Boot from the floppy? There is nothing in it, I could not copy the file as it is too big.

yoramdavid
February 5th, 2017, 08:04 PM
I saw the years 1997-2004 in your photo of the BIOS. Many computers made 2004 will boot from USB, but not all of them. Maybe you can use Plop to boot from the CD drive or floppy drive and chainload to the USB drive.

Installation/FromUSBStick#PLoP_Boot_Manager (https://help.ubuntu.com/community/Installation/FromUSBStick#PLoP_Boot_Manager)

The year on this screen is different (1984-2002) and it states the BIOS model or make:

http://imageshack.com/a/img923/9848/CUbQ4o.jpg

oldfred
February 5th, 2017, 09:18 PM
Did you follow the procedure on the link with the use of a CD.
Plop is a small file, not the newer bootmanager.

tiny file of only 544 KiB from February 2015

yoramdavid
February 5th, 2017, 11:20 PM
Did you follow the procedure on the link with the use of a CD.
Plop is a small file, not the newer bootmanager.

The one I found for floppy had 1,4 Mb.
OK, this one is ok now, I successfully installed the file in the floppy and booted to the usb pen!
I will now install linux and see how it goes. I am concerned about my old nvidia graphic card not being recognized.

yoramdavid
February 6th, 2017, 09:03 PM
Solution:

The computer being too old to boot directly from a USB pen, the solution was using the plop boot manager from a floppy disk, from which I was then able to boot from the USB pen and install the system.

PS:

I had successfully installed Linux Mint Mate 18.
But did not get a desktop.
It is strange because from the USB, the screen was fine, resolution was fine.
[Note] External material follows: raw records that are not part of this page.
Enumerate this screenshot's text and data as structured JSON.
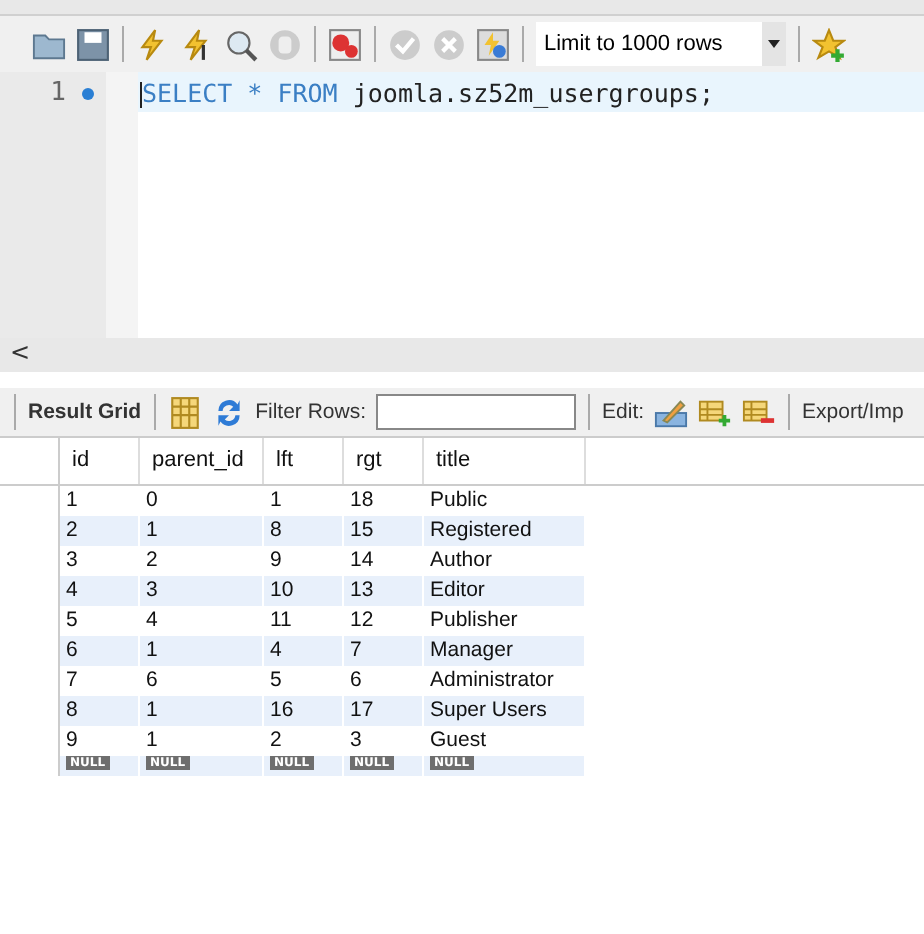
{
  "toolbar": {
    "limit": "Limit to 1000 rows"
  },
  "editor": {
    "line_number": "1",
    "keywords": "SELECT * FROM",
    "query": "joomla.sz52m_usergroups;"
  },
  "scrollbar": {
    "arrow": "<"
  },
  "result_toolbar": {
    "result_grid": "Result Grid",
    "filter_label": "Filter Rows:",
    "edit_label": "Edit:",
    "export_label": "Export/Imp"
  },
  "table": {
    "columns": [
      "id",
      "parent_id",
      "lft",
      "rgt",
      "title"
    ],
    "rows": [
      [
        "1",
        "0",
        "1",
        "18",
        "Public"
      ],
      [
        "2",
        "1",
        "8",
        "15",
        "Registered"
      ],
      [
        "3",
        "2",
        "9",
        "14",
        "Author"
      ],
      [
        "4",
        "3",
        "10",
        "13",
        "Editor"
      ],
      [
        "5",
        "4",
        "11",
        "12",
        "Publisher"
      ],
      [
        "6",
        "1",
        "4",
        "7",
        "Manager"
      ],
      [
        "7",
        "6",
        "5",
        "6",
        "Administrator"
      ],
      [
        "8",
        "1",
        "16",
        "17",
        "Super Users"
      ],
      [
        "9",
        "1",
        "2",
        "3",
        "Guest"
      ]
    ],
    "null_row": [
      "NULL",
      "NULL",
      "NULL",
      "NULL",
      "NULL"
    ]
  }
}
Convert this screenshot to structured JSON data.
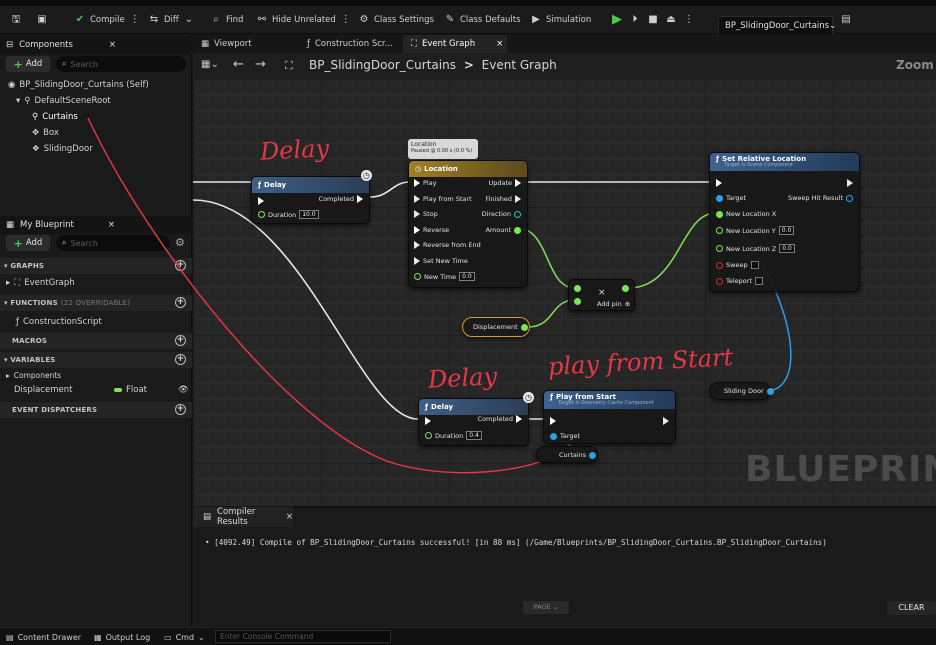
{
  "toolbar": {
    "compile": "Compile",
    "diff": "Diff",
    "find": "Find",
    "hide_unrelated": "Hide Unrelated",
    "class_settings": "Class Settings",
    "class_defaults": "Class Defaults",
    "simulation": "Simulation",
    "blueprint_selector": "BP_SlidingDoor_Curtains"
  },
  "components_panel": {
    "title": "Components",
    "add_label": "Add",
    "search_placeholder": "Search",
    "items": [
      "BP_SlidingDoor_Curtains (Self)",
      "DefaultSceneRoot",
      "Curtains",
      "Box",
      "SlidingDoor"
    ]
  },
  "my_blueprint": {
    "title": "My Blueprint",
    "add_label": "Add",
    "search_placeholder": "Search",
    "graphs_label": "GRAPHS",
    "event_graph": "EventGraph",
    "functions_label": "FUNCTIONS",
    "functions_note": "(22 OVERRIDABLE)",
    "construction_script": "ConstructionScript",
    "macros_label": "MACROS",
    "variables_label": "VARIABLES",
    "components_label": "Components",
    "variable_name": "Displacement",
    "variable_type": "Float",
    "event_dispatchers_label": "EVENT DISPATCHERS"
  },
  "tabs": [
    "Viewport",
    "Construction Scr...",
    "Event Graph"
  ],
  "graph_header": {
    "blueprint": "BP_SlidingDoor_Curtains",
    "separator": ">",
    "graph": "Event Graph",
    "zoom": "Zoom -"
  },
  "nodes": {
    "delay1": {
      "title": "Delay",
      "completed": "Completed",
      "duration_label": "Duration",
      "duration": "10.0"
    },
    "timeline": {
      "tooltip_title": "Location",
      "tooltip_sub": "Paused @ 0.00 s (0.0 %)",
      "title": "Location",
      "inputs": [
        "Play",
        "Play from Start",
        "Stop",
        "Reverse",
        "Reverse from End",
        "Set New Time"
      ],
      "new_time_label": "New Time",
      "new_time": "0.0",
      "outputs": [
        "Update",
        "Finished",
        "Direction",
        "Amount"
      ]
    },
    "set_rel_loc": {
      "title": "Set Relative Location",
      "subtitle": "Target is Scene Component",
      "target": "Target",
      "new_x": "New Location X",
      "new_y": "New Location Y",
      "new_y_val": "0.0",
      "new_z": "New Location Z",
      "new_z_val": "0.0",
      "sweep": "Sweep",
      "teleport": "Teleport",
      "sweep_hit": "Sweep Hit Result"
    },
    "multiply": {
      "symbol": "×",
      "add_pin": "Add pin"
    },
    "displacement": "Displacement",
    "sliding_door": "Sliding Door",
    "delay2": {
      "title": "Delay",
      "completed": "Completed",
      "duration_label": "Duration",
      "duration": "0.4"
    },
    "play_from_start": {
      "title": "Play from Start",
      "subtitle": "Target is Geometry Cache Component",
      "target": "Target"
    },
    "curtains": "Curtains"
  },
  "annotations": {
    "delay_a": "Delay",
    "delay_b": "Delay",
    "play": "play from Start"
  },
  "watermark": "BLUEPRINT",
  "compiler": {
    "tab": "Compiler Results",
    "message": "[4092.49] Compile of BP_SlidingDoor_Curtains successful! [in 88 ms] (/Game/Blueprints/BP_SlidingDoor_Curtains.BP_SlidingDoor_Curtains)",
    "page": "PAGE",
    "clear": "CLEAR"
  },
  "statusbar": {
    "content_drawer": "Content Drawer",
    "output_log": "Output Log",
    "cmd": "Cmd",
    "console_placeholder": "Enter Console Command"
  },
  "colors": {
    "exec_wire": "#e6e6e6",
    "float_wire": "#7ee35a",
    "object_wire": "#2f9ee6",
    "annotation": "#e83747",
    "timeline_header": "#b08a2e",
    "function_header": "#3d5e8a"
  }
}
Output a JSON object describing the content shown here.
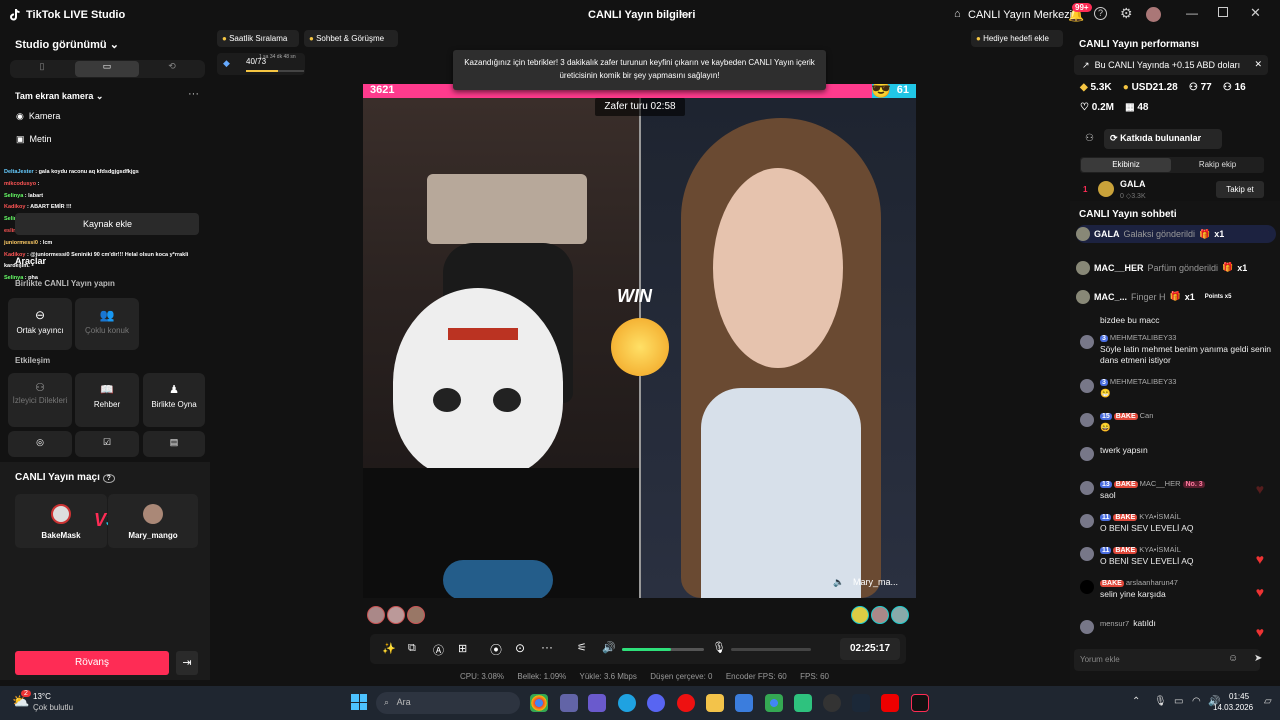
{
  "app": {
    "title": "TikTok LIVE Studio",
    "center_title": "CANLI Yayın bilgileri",
    "center_menu": "CANLI Yayın Merkezi",
    "notif_count": "99+"
  },
  "left": {
    "studio_view": "Studio görünümü",
    "scene": "Tam ekran kamera",
    "sources": [
      "Kamera",
      "Metin"
    ],
    "add_source": "Kaynak ekle",
    "tools": "Araçlar",
    "together": "Birlikte CANLI Yayın yapın",
    "cohost": "Ortak yayıncı",
    "multiguest": "Çoklu konuk",
    "interaction": "Etkileşim",
    "viewer_wishes": "İzleyici Dilekleri",
    "guide": "Rehber",
    "play_together": "Birlikte Oyna",
    "match_title": "CANLI Yayın maçı",
    "player1": "BakeMask",
    "player2": "Mary_mango",
    "rematch": "Rövanş",
    "overlay_chat": [
      {
        "user": "DeltaJester",
        "text": ": gala koydu raconu aq kfdsdgjgsdfkjgs",
        "color": "#6cf"
      },
      {
        "user": "mikcodusyo",
        "text": ":",
        "color": "#f55"
      },
      {
        "user": "Selinya",
        "text": ": labart",
        "color": "#6f6"
      },
      {
        "user": "Kadikoy",
        "text": ": ABART EMİR !!!",
        "color": "#f55"
      },
      {
        "user": "Selinya",
        "text": ": lcm",
        "color": "#6f6"
      },
      {
        "user": "eslimnam",
        "text": ": lcm",
        "color": "#f55"
      },
      {
        "user": "juniormessi0",
        "text": ": lcm",
        "color": "#fc6"
      },
      {
        "user": "Kadikoy",
        "text": ": @juniormessi0 Senin​iki 90 cm'dir!!! Helal olsun koca y*rrakli kardeşim.",
        "color": "#f55"
      },
      {
        "user": "Selinya",
        "text": ": pha",
        "color": "#6f6"
      }
    ]
  },
  "top_chips": {
    "hourly": "Saatlik Sıralama",
    "chat": "Sohbet & Görüşme",
    "gift_goal": "Hediye hedefi ekle",
    "progress": "40/73",
    "progress_time": "1 sa 34 dk 48 sn"
  },
  "banner": "Kazandığınız için tebrikler! 3 dakikalık zafer turunun keyfini çıkarın ve kaybeden CANLI Yayın içerik üreticisinin komik bir şey yapmasını sağlayın!",
  "battle": {
    "score_left": "3621",
    "score_right": "61",
    "left_fraction": 0.92,
    "victory": "Zafer turu 02:58",
    "win": "WIN",
    "right_name": "Mary_ma..."
  },
  "controls": {
    "timer": "02:25:17",
    "volume_fraction": 0.6
  },
  "stats": {
    "cpu": "CPU:  3.08%",
    "memory": "Bellek:  1.09%",
    "upload": "Yükle:  3.6 Mbps",
    "dropped": "Düşen çerçeve:  0",
    "encoder": "Encoder FPS:  60",
    "fps": "FPS:  60"
  },
  "right": {
    "perf_title": "CANLI Yayın performansı",
    "earning": "Bu CANLI Yayında +0.15 ABD doları",
    "diamonds": "5.3K",
    "usd": "USD21.28",
    "viewers": "77",
    "likes_count": "16",
    "views": "0.2M",
    "gifts": "48",
    "contributors": "Katkıda bulunanlar",
    "tab_team": "Ekibiniz",
    "tab_rival": "Rakip ekip",
    "top_rank": "1",
    "top_user": "GALA",
    "top_sub": "0 ◇3.3K",
    "follow": "Takip et",
    "chat_title": "CANLI Yayın sohbeti",
    "gifts_feed": [
      {
        "user": "GALA",
        "text": "Galaksi gönderildi",
        "mult": "x1"
      },
      {
        "user": "MAC__HER",
        "text": "Parfüm gönderildi",
        "mult": "x1"
      },
      {
        "user": "MAC_...",
        "text": "Finger H",
        "mult": "x1",
        "extra": "Points x5"
      }
    ],
    "messages": [
      {
        "user": "",
        "text": "bizdee bu macc",
        "level": "",
        "fan": ""
      },
      {
        "user": "MEHMETALIBEY33",
        "text": "Söyle latin mehmet benim yanıma geldi senin dans etmeni istiyor",
        "level": "3",
        "fan": ""
      },
      {
        "user": "MEHMETALIBEY33",
        "text": "😁",
        "level": "3",
        "fan": ""
      },
      {
        "user": "Can",
        "text": "😄",
        "level": "15",
        "fan": "BAKE"
      },
      {
        "user": "",
        "text": "twerk yapsın",
        "level": "",
        "fan": ""
      },
      {
        "user": "MAC__HER",
        "text": "saol",
        "level": "13",
        "fan": "BAKE",
        "extra": "No. 3"
      },
      {
        "user": "KYA•İSMAİL",
        "text": "O BENİ SEV LEVELİ AQ",
        "level": "11",
        "fan": "BAKE"
      },
      {
        "user": "KYA•İSMAİL",
        "text": "O BENİ SEV LEVELİ AQ",
        "level": "11",
        "fan": "BAKE"
      },
      {
        "user": "arslaanharun47",
        "text": "selin yine karşıda",
        "level": "",
        "fan": "BAKE"
      },
      {
        "user": "mensur7",
        "text": "katıldı",
        "level": "",
        "fan": ""
      }
    ],
    "comment_placeholder": "Yorum ekle"
  },
  "taskbar": {
    "temp": "13°C",
    "weather": "Çok bulutlu",
    "weather_badge": "2",
    "search": "Ara",
    "time": "01:45",
    "date": "14.03.2026"
  },
  "colors": {
    "accent": "#fe2c55",
    "score_left": "#ff3b8d",
    "score_right": "#20c6e6",
    "green": "#2ee07a"
  }
}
When the installation was finished it asked to reboot and so I did and all was fine again on this first reboot.
But when rebooted again, I got a screen that flickers a few times, then it was black and an error message appeared saying there was a problem. Same with subsequent reboots.
No proprietary drivers were in use.
Firefox and Thunderbird did not work.

So, I installed the recently released Ubuntu Mint Mate 18.1 and so far (after 3 reboots) it is fine regarding the screen.
Firefox and Thunderbird still do not want to lauch.

But I guess I should open a new threat about that problem now?

And perhaps I should mark this one as solved with a work around?

Thank you all for your help.

sudodus
February 6th, 2017, 09:09 PM
Thanks for sharing your solution :-)

And yes, please mark this thread as solved and start a new thread about the current problems.